# Лабораторная работа 3:Гауссово распределение, линейный дискриминантный анализ и наивный байес

### Брасалес Сарасбати 

### 1. Многомерное гауссово распределение

In [None]:
import numpy as np
import matplotlib.pyplot as plt
from scipy.stats import multivariate_normal
from sklearn.datasets import make_classification
from scipy.stats import norm

In [None]:
M = 200 
sigma1 = 0.1 
sigma2 = 0.5  
x1 = np.random.randn(M, 1) * sigma1 
x2 = np.random.randn(M, 1) * sigma2
X = np.concatenate((x1, x2), axis=1) 

In [None]:
alpha= np.pi/4
rotation_matrix=np.array([[np.cos(alpha),-np.sin(alpha)],
                         [np.sin(alpha),np.cos(alpha)]])
X_rotated=X @ rotation_matrix  

In [None]:
cov=np.cov(X_rotated.T)
cov

In [None]:
plt.scatter(X_rotated[:, 0], X_rotated[:, 1], alpha=0.5)
plt.xlabel('X1')
plt.ylabel('X2')
plt.grid()
plt.show()

In [None]:
mean_rotated = np.mean(X_rotated, axis=0)
mean_rotated 

In [None]:
X_gaussian = np.random.multivariate_normal(mean_rotated, cov, M) # genera muestras aleatorias de una distribucion normal multivaruada
plt.scatter(X_gaussian[:, 0], X_gaussian[:, 1], alpha=0.5, color='r')
plt.xlabel('X1')
plt.ylabel('X2')
plt.grid()
plt.show()


### 2. Плотность вероятности гауссового распределения

In [None]:
X_random = np.random.rand(M, 2)
mean1 = np.mean(X_random, axis=0)
cov1 = np.cov(X_random, rowvar=False)

In [None]:
xx = np.linspace(0, 1, 100)  
yy = np.linspace(0, 1, 100)
XX, YY = np.meshgrid(xx, yy)  
pp = np.stack((XX.flatten(), YY.flatten()), axis=1)  
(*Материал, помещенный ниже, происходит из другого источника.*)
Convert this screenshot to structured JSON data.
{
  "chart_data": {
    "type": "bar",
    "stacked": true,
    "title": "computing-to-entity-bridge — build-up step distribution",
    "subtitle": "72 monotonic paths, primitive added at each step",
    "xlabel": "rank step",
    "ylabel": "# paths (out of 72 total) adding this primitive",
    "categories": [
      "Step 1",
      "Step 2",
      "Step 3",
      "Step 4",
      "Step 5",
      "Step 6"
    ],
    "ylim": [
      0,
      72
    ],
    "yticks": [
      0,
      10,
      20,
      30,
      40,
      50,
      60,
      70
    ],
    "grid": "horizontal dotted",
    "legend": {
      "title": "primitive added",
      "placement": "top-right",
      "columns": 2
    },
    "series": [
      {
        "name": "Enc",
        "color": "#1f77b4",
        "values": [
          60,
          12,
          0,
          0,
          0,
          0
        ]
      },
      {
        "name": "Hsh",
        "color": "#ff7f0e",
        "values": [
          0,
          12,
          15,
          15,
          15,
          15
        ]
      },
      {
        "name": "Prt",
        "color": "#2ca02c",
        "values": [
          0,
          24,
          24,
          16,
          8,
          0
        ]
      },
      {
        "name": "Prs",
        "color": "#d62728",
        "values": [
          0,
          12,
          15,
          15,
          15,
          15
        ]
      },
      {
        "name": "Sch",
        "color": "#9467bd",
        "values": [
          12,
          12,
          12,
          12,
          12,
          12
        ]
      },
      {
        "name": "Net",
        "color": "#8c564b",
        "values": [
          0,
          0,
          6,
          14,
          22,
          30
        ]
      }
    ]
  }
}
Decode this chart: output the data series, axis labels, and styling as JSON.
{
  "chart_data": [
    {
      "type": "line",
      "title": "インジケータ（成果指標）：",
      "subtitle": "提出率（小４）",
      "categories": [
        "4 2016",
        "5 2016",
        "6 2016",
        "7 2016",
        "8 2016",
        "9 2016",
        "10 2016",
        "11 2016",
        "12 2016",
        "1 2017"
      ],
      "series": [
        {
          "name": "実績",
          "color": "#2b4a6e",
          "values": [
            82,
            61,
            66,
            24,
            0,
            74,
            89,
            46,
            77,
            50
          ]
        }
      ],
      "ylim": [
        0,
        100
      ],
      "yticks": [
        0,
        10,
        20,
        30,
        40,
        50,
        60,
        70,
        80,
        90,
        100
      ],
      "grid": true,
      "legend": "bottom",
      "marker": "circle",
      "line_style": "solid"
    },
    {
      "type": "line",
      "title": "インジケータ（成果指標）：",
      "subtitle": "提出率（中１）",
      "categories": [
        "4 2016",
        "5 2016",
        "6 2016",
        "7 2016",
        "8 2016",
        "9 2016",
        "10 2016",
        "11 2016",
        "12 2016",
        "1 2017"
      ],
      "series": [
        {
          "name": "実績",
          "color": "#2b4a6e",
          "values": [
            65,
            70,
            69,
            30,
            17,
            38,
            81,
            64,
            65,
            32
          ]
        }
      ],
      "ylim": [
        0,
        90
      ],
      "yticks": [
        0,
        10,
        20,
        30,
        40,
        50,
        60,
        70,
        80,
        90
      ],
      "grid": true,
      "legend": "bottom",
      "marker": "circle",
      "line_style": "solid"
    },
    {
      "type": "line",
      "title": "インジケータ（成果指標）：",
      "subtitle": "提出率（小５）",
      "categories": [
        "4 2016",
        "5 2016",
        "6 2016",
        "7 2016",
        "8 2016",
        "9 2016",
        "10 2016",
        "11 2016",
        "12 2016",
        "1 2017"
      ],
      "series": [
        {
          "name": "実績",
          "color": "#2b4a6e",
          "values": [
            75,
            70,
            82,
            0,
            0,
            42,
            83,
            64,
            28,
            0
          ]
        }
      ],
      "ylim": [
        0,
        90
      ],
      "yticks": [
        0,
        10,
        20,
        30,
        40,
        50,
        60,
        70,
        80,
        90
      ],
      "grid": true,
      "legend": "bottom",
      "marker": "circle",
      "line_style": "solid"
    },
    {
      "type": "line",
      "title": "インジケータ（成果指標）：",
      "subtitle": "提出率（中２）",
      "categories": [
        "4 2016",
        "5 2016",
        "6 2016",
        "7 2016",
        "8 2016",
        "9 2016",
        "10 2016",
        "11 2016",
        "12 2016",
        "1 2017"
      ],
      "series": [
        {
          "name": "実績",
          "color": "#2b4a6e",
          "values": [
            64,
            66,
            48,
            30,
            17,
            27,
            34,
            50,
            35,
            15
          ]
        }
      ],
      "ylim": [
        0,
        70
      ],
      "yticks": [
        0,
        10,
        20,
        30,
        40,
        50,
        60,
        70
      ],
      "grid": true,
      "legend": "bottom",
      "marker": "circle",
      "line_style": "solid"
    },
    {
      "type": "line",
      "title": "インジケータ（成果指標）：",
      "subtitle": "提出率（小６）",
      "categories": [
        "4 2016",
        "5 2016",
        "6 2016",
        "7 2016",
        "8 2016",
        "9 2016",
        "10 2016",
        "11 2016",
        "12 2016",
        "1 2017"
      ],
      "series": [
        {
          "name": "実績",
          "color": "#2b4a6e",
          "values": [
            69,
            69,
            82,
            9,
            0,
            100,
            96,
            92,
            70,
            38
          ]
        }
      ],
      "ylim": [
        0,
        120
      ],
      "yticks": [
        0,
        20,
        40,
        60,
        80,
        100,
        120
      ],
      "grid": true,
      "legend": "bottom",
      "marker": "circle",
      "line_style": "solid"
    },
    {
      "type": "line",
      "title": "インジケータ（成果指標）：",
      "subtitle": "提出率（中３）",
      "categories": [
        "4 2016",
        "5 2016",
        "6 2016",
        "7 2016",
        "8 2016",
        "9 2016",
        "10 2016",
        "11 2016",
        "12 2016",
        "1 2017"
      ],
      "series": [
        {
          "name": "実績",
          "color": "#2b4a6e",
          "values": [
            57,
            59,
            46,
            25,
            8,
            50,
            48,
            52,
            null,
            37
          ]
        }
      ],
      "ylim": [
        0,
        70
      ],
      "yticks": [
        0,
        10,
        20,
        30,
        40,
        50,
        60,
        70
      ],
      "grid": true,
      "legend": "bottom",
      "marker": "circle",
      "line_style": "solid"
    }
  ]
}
m = multivariate_normal(mean1, cov1)
ZZ = m.pdf(pp).reshape(XX.shape)  

plt.figure(figsize=(10, 8))
IMG = plt.pcolor(XX, YY, ZZ)  
plt.colorbar(IMG)

CS = plt.contour(XX, YY, ZZ, levels=[0.2, 0.4, 0.6, 0.8, 0.9], colors='k')
plt.clabel(CS, inline=1, fontsize=10)

plt.scatter(X_random[:, 0], X_random[:, 1], color='red', alpha=0.5, label='Puntos aleatorios')


### 3. Бинарная классификация

In [None]:
X, y = make_classification(n_samples=200, n_features=2, 
                           n_informative=2, n_redundant=0, 
                           n_clusters_per_class=1, flip_y=0.1, random_state=42)

In [None]:
X0 = X[y == 0]
X1 = X[y == 1]

In [None]:
mu_0 = np.mean(X0, axis=0)
C_0 = np.cov(X0, rowvar=False)
mu_1 = np.mean(X1, axis=0)
C_1 = np.cov(X1, rowvar=False)

In [None]:
p_x_y0 = multivariate_normal.pdf(grid, mean=mu_0, cov=C_0)
p_x_y1 = multivariate_normal.pdf(grid, mean=mu_1, cov=C_1)

In [None]:
M = len(y)  
p_y0 = np.sum(y == 0) / M  
p_y1 = np.sum(y == 1) / M

In [None]:
log_difference = np.log(p_x_y0 * p_y0) - np.log(p_x_y1 * p_y1)

In [None]:
xx, yy = np.meshgrid(np.linspace(-3, 5, 200), np.linspace(-3, 4, 200))  
grid = np.dstack((xx, yy)).reshape(-1, 2)

plt.contourf(xx, yy, log_difference.reshape(xx.shape), levels=20, cmap='RdBu', alpha=0.5)
plt.colorbar(label='Разность log(p(x|y))')

plt.scatter(X0[:, 0], X0[:, 1], color='blue', alpha=0.5)
plt.scatter(X1[:, 0], X1[:, 1], color='orange', alpha=0.5)

plt.contour(xx, yy, log_difference.reshape(xx.shape), levels=[0], colors='black', linewidths=2)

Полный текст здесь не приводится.